A experiência internacional é rica em
exemplos que podem servir de inspiração. Na Noruega, todas as
empresas nacionais destinam 40% dos assentos em conselhos de
administração para mulheres. A proposta veio de um parlamentar do
Partido Conservador, com o argumento: “Se a gente não pensasse em
políticas de reparação e equidade, só contrataria os homens com
os quais a gente joga golfe no domingo”. De fato, se só convivemos
com pessoas de um determinado grupo ou classe social, acreditamos que
só aquelas pessoas possuem capacidade para determinados cargos,
relegando outros grupos a lugares predeterminados, como se não
fossem sujeitos capazes. O que esse político norueguês coloca é a
importância de questionarem desigualdades.
Devemos nos perguntar: quantos talentos o
Brasil perde todos os dias por causa do racismo? A situação é
ainda mais grave para mulheres negras, que são muitas vezes
destinadas ao subemprego: quantas físicas, biólogas, juízas,
sociólogas etc. estamos perdendo?

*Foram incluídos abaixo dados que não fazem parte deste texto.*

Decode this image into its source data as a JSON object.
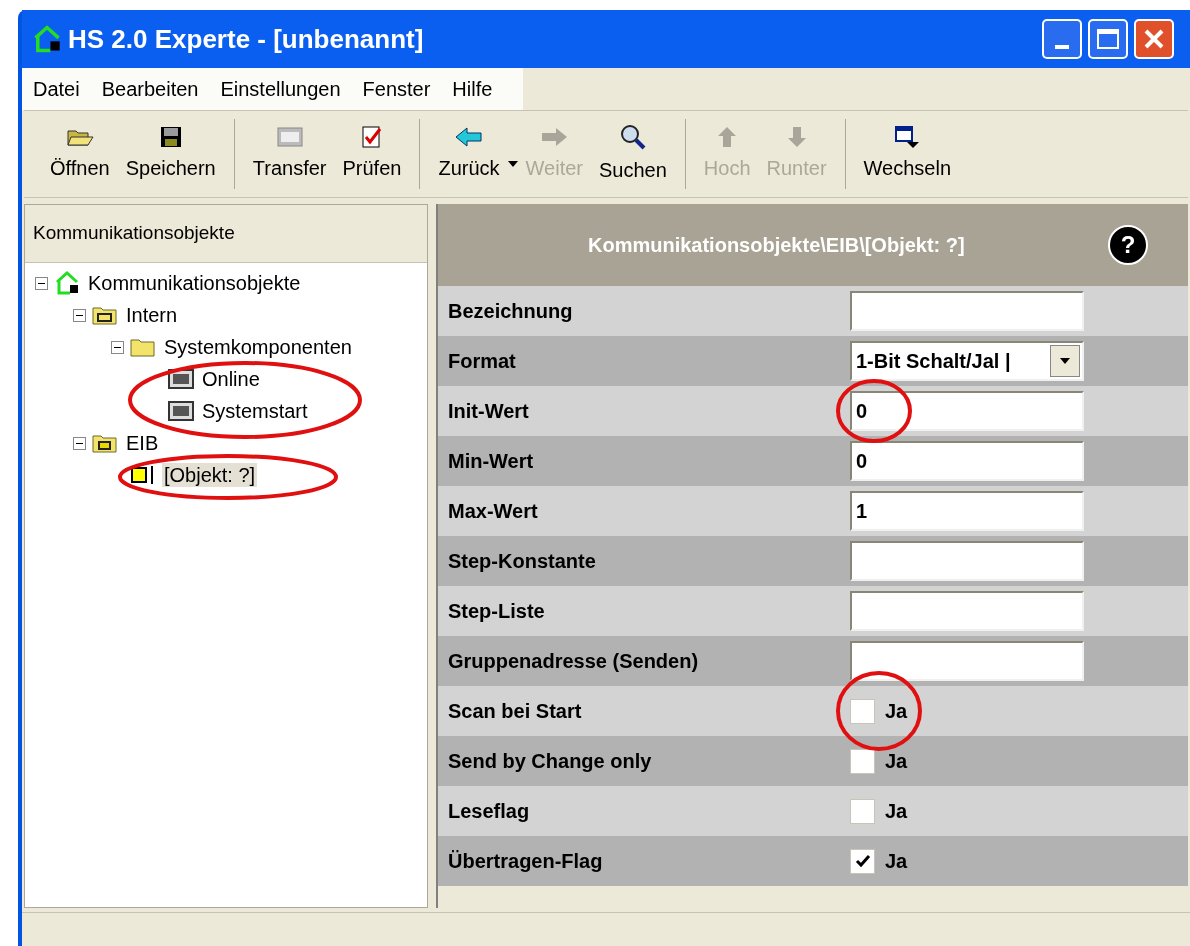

Políticas que obrigam as empresas
a pensar e criar ações antirracistas poderiam reverter esse quadro.
No Brasil, a Lei de Cotas para o Serviço
Público Federal visa diminuir desigualdades. Declarada
constitucional pelo Supremo Tribunal Federal em 2017, ficou
estipulado que
a desequiparação promovida pela
política de ação afirmativa em questão está em consonância com
o princípio da isonomia. Ela se funda na necessidade de superar o
racismo estrutural e institucional ainda existente na sociedade
brasileira, e garantir a igualdade material entre os cidadãos, por
meio da distribuição mais equitativa de bens sociais e da promoção
do reconhecimento da população afrodescendente.
O racismo assume diversas dimensões num
ambiente de trabalho, o que demanda análise constante das práticas
corporativas. Por causa disso, diversas empresas têm buscado
consultorias especializadas para rever sua política de diversidade,
preocupadas em se atualizar em relação aos novos marcos
civilizatórios. Isso é resultado do trabalho de organizações
negras como o Ceert, que lutam há décadas para introduzirem essas
questões urgentes no mercado de trabalho. Há dezenas de
consultorias de diversidade atuando nas várias regiões do Brasil.
Procure conhecer mais sobre elas, informe-se sobre o trabalho do
Ceert, introduza o tema na empresa em que trabalha—assim você
contribui com um ambiente mais diverso, democrático e produtivo.